Another stalwart in the industry, Anura Lokuhetty, said that already some hotels, specially in the SME sector, are closing down and if the moratorium is not extended for another six months there will be a total job loss of around 40 per cent, which is around 200,000 jobs; a very alarming scenario for the economy. “It must be said that if this happens, calculating also dependents of tourism industry personnel, the loss of livelihoods would be around one million.”

“We are confident that the industry is on the recovery path and the industry is confident that it can net in tourism forex in excess of USD 1 billion from the remaining six months. Sri Lanka is heading for the winter season and we see a very positive trend in our forward bookings despite the current economic and political issues in Sri Lanka. We saw this positive vibe even during the LTTE separatist war, another Industry giant Hiran Cooray said.

Cooray said that in the first five months of the year the tourism industry earned more than US $ 400 million and the coming six month would be crucial for the industry with the upcoming winter season. “If the government considers the debt moratorium for the next six months the industry could bring more than US $ one billion in foreign reserves into the country, he said.

Cooray said due to the Russian war, travel to the EU is restricted and the industry expects the Russian and the Chinese markets to also reopen soon, allowing the tourism industry to go beyond the USD 1 billion revenue mark for the next six months.

Meanwhile, Nilmin Nanayakkara, who is also a tourism industry live-wire said that they are asking for the moratorium because tourist arrivals have dropped due to the May 9 incident and political mismanagement. “The industry did not create this negative sentiment and we are not responsible for this and this accounts for the request by the industry for a moratorium, he said.

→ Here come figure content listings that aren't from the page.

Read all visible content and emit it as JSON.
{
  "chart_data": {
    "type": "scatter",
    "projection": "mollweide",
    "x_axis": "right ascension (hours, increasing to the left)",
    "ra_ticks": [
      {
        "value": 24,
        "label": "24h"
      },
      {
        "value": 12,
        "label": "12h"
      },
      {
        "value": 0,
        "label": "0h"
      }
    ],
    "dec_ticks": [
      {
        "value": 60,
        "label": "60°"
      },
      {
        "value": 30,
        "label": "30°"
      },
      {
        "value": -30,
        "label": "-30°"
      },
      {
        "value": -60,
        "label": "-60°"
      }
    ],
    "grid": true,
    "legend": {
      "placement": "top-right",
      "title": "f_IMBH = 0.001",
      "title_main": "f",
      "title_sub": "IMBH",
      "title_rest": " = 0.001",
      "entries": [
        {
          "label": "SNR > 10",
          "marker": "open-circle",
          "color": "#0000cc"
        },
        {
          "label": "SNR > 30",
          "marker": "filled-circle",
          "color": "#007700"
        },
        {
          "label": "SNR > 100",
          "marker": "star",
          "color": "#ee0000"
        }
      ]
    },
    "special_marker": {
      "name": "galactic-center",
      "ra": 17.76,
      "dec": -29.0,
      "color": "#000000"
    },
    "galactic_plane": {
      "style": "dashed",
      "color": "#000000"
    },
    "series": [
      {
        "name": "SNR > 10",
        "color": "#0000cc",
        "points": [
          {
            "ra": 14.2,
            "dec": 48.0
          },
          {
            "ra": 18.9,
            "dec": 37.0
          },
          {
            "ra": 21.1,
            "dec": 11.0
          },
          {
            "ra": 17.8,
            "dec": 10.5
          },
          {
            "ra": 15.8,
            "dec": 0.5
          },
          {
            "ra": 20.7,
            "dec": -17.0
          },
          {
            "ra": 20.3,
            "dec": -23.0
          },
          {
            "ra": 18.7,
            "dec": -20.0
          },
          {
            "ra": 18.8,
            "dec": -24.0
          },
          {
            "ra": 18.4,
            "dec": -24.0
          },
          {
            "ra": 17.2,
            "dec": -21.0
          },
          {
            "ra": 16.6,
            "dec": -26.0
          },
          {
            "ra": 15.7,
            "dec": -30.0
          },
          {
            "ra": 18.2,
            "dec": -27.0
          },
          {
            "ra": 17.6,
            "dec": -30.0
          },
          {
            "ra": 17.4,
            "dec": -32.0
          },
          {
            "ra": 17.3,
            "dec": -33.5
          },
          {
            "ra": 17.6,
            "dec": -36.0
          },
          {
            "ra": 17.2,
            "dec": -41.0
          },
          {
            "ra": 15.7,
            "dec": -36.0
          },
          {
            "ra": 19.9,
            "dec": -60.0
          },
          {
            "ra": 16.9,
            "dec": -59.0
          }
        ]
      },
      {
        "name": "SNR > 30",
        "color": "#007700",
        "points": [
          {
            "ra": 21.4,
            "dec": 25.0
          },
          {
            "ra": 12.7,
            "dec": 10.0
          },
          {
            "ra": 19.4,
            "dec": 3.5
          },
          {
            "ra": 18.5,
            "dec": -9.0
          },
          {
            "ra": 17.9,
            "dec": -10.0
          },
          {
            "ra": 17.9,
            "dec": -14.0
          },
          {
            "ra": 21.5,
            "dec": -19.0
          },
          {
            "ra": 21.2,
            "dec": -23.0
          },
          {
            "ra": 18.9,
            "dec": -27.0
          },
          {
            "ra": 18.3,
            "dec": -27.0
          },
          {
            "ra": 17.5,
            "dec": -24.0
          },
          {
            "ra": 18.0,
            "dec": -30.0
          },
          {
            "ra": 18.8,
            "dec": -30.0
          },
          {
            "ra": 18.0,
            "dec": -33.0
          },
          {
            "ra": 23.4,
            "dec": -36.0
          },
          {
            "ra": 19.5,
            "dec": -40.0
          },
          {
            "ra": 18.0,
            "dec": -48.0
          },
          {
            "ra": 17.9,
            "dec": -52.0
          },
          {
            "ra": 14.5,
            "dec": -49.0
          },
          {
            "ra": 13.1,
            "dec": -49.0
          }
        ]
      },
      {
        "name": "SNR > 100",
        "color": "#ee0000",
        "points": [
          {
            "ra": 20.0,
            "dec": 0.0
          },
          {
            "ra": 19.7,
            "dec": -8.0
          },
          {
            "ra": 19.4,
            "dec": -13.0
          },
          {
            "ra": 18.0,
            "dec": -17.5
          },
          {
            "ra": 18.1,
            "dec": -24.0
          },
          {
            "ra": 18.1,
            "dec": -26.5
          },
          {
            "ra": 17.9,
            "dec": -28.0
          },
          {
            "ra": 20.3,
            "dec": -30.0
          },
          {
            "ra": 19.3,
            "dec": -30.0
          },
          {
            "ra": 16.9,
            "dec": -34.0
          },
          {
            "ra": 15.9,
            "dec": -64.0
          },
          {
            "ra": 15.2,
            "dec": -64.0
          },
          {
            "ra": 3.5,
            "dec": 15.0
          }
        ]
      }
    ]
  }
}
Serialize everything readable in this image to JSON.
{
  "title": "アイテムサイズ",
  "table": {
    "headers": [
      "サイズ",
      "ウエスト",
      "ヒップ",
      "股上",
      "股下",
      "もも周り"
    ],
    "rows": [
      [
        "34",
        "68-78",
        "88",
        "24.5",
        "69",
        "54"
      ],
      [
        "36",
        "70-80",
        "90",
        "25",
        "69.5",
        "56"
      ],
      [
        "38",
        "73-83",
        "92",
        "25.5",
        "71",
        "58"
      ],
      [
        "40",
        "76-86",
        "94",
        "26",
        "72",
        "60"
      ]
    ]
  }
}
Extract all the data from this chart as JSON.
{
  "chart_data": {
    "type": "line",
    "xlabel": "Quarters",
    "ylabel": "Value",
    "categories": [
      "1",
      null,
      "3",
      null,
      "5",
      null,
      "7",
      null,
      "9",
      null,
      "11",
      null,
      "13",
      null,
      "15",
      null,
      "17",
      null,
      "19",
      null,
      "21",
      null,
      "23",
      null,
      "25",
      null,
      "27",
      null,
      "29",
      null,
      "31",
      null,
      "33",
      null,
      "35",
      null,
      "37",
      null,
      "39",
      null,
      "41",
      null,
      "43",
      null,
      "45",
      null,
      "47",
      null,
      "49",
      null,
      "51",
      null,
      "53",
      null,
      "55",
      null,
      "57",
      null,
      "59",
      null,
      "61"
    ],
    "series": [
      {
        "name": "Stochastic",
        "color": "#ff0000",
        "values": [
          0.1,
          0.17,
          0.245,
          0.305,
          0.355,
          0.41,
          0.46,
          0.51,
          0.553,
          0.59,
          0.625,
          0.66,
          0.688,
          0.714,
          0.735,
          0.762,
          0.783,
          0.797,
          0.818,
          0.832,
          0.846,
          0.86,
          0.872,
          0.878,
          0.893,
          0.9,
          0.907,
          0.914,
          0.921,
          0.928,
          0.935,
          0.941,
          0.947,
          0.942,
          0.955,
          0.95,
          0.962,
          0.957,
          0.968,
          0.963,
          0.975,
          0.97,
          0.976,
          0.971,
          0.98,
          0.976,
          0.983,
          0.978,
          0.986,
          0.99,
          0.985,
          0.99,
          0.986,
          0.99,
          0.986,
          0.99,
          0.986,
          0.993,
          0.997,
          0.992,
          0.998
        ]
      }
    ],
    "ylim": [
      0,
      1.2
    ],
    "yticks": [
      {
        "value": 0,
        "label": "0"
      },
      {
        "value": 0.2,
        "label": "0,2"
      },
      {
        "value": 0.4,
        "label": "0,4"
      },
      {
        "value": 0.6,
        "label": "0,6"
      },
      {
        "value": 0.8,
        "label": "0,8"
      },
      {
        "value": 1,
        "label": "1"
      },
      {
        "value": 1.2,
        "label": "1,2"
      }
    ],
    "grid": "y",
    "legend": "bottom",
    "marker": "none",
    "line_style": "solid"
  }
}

“We have to save this industry from drowning. Since the Easter Sunday bomb blast followed by the pandemic, the sector survived purely due to the moratorium extended by the government and the relief package given for its survival. Hotels that employ over 70 per cent of the workforce were able to sustain the staff and cover the basic costs due to these relief measures, he added.

Members of THASL and SLAITO alone invest over Rs. 2 billion annually to promote Sri Lanka in overseas markets. This is over and above the contribution of 1 per cent of the turnover from the industry to SLTDA in the form of TDL to develop and promote tourism. In 2018, this was an additional Rs 1.5 billion.